The drill also uses automation and teleremote for drilling during shift changes and breaks.

This is enabled through Sandvik’s Platinum drilling automation package, which provides continuous and automated production drilling.

Combined with the i-Class iSOLO drilling control system, Sandvik stated that productivity was increased and accuracy improved when drilling fans and parallel longholes.

The unit can increase drilled metres per shift by up to 10 per cent, and productivity by up to 20 per cent, through improved equipment usage.

It is also capable of drilling vertical and inclined fans and single or parallel Ø89-127 millimetre longholes up to 54 metres in depth.

Batteries used by the DL422iE can be charged during drilling, while electric power can be drawn from the supply system in the mine’s network.

The drill is mounted on a C400E four-wheel drive frame steered carrier and also provides access to drill plan management at the user interface, helping to ensure one-hole automation drilling to a pre-set depth.

It is also equipped with MySandvik remote monitoring and can be integrated with AutoMine and OptiMine, providing multi-unit control and fan-to-fan remote tramming.

Miners that choose to equip the machine with an automatic bit changer can conduct autonomous drilling of complete fans.

The Sandvik DL422iE is the company’s second battery-driven underground drill, suitable for underground mass mining in four by four metres or larger production drifts.

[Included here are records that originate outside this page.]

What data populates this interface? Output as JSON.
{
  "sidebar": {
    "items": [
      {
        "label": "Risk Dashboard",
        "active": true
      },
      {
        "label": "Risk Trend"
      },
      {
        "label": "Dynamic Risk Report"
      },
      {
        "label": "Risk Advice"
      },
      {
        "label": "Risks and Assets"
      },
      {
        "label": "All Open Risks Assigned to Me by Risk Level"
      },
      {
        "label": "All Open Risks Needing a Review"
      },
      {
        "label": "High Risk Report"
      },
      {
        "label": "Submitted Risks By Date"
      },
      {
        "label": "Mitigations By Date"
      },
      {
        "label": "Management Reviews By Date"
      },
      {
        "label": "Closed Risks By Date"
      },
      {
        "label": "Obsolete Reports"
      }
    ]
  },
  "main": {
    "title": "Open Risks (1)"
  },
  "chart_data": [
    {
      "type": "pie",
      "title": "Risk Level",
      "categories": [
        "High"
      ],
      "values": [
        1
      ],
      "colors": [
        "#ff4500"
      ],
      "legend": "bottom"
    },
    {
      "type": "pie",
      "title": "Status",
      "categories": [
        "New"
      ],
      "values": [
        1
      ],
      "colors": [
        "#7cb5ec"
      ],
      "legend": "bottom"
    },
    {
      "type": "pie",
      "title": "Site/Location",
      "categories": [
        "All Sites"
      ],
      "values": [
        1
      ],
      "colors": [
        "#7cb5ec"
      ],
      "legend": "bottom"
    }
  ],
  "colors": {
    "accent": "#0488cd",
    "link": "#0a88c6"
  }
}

Sandvik plans to release a full range of battery-tramming rigs covering all underground drilling applications by the end of the year.

This move is amplified by the announcement of the Electric Mines Consortium in March, of which Sandvik was a founding member.

The consortium encourages the use battery electric vehicles to provide safer solutions for the industry, and was founded by major miners and mining equipment, technology and services (METS) companies.